Well, their 1825 guess is three years out, it's 1828, but I now have the marriage, Mary Debenham did indeed marry Alexander Shirer - with a bonus on the marriage record that one of the witnesses is A. Bigg. This can, I think, only be my related Ann Bigg of 1807, who, back home in Suffolk, later married a James Downing "of Birmingham", where I failed to find any trace of them, and lends weight to my theory that a James and Ann Downing who are in Cheltenham in the 1830s and 1840s are my pair - Ann's dead by 1851, so no birthplace from that, but the kids' names look right, and some of them are late enough to be in the GRO index, so that's encouraged me to stick my financial neck out and buy a birth cert for the mother's maiden name somewhere along the line.

(continues)

Mythology
03-12-2005, 06:38 PM
If I had dismissed that apparently highly suspect October 1848 death date in the IGI entry and instead of making a note of it, forgotten about it by the time I came across the "Shira" reference in Sophia's writing, with a girl from Suffolk, would I have given more than a passing glance to somebody buried in Leckhampton, Gloucestershire, especially when the 1851 shows hubby as being born Aberdeen?

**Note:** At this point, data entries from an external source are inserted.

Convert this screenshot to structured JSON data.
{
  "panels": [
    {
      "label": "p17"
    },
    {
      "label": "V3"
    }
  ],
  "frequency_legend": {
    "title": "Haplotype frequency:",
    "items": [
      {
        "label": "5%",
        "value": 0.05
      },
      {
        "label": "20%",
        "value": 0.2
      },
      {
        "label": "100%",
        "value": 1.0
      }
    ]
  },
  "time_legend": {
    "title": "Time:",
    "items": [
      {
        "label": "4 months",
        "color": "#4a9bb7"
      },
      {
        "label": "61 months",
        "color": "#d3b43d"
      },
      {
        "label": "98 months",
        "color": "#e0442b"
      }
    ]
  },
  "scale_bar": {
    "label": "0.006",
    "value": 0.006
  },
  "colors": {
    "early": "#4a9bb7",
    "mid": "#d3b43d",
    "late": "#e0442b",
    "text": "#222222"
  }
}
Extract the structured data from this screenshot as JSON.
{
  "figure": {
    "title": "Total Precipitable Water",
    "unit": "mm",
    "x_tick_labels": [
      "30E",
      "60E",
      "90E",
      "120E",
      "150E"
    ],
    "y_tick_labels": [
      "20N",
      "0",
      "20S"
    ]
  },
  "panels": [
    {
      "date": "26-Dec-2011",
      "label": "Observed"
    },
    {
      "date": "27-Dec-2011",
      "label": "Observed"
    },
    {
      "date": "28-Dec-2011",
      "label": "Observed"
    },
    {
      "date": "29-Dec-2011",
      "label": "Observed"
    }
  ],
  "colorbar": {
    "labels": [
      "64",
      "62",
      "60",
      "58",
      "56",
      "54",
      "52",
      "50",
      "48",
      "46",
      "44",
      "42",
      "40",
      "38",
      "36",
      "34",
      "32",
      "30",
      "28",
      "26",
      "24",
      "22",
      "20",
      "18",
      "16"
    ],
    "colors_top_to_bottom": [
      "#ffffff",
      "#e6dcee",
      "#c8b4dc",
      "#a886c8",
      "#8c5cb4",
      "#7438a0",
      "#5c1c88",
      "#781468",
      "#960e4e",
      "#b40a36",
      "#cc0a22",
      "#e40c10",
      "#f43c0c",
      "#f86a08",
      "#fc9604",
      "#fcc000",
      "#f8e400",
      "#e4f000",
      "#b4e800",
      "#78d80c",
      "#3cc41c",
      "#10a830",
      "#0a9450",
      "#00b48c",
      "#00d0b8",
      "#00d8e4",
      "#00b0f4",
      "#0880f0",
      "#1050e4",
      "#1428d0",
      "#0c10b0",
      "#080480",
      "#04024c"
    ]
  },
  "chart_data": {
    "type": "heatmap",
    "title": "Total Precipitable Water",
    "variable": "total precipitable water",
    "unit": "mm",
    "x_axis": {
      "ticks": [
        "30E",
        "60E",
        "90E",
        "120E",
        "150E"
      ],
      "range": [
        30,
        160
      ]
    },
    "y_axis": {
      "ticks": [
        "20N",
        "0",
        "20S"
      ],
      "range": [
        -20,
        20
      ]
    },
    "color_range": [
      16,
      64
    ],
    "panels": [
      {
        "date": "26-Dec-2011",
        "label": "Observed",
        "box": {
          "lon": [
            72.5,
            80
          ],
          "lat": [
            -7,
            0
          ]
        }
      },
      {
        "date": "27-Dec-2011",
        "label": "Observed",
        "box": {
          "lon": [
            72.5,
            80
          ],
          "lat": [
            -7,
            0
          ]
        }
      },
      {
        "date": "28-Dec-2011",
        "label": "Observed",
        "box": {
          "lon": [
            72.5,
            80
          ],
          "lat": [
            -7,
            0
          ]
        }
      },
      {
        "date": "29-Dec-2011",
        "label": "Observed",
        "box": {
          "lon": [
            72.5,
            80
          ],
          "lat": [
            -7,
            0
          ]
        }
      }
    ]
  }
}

Just my personal opinion, but ....
If you *believe* a submitted IGI entry and take it as historical *fact*, without having any other evidence, yes, unless you're a newbie who can be forgiven, you are a fool.
If you *ignore* a submitted IGI entry, or even, like the above, ignore *all* of the entry because you know that *some* of it is wrong, you are just as big a fool.

(Finis)

Patrisia
03-12-2005, 07:37 PM
So what does that make me, Myth? - a serious genealogist or just a picky searcher? ;)

Mythology
03-12-2005, 08:05 PM
Ummm ..... :confused:

In the context of IGI patron submissions, I'm not sure what you mean by that!
What I am sure of is that you would neither simply swallow nor contemptuously dismiss a submitted IGI entry, so either way you're not a fool. :)

ChristineR
04-12-2005, 03:46 AM
.......Just my personal opinion, but ....
If you *believe* a submitted IGI entry and take it as historical *fact*, without having any other evidence, yes, unless you're a newbie who can be forgiven, you are a fool.
If you *ignore* a submitted IGI entry, or even, like the above, ignore *all* of the entry because you know that *some* of it is wrong, you are just as big a fool.

(Finis)

|bowdown| Sums up my own personal opinion exactly, and you backed it up with a perfect example.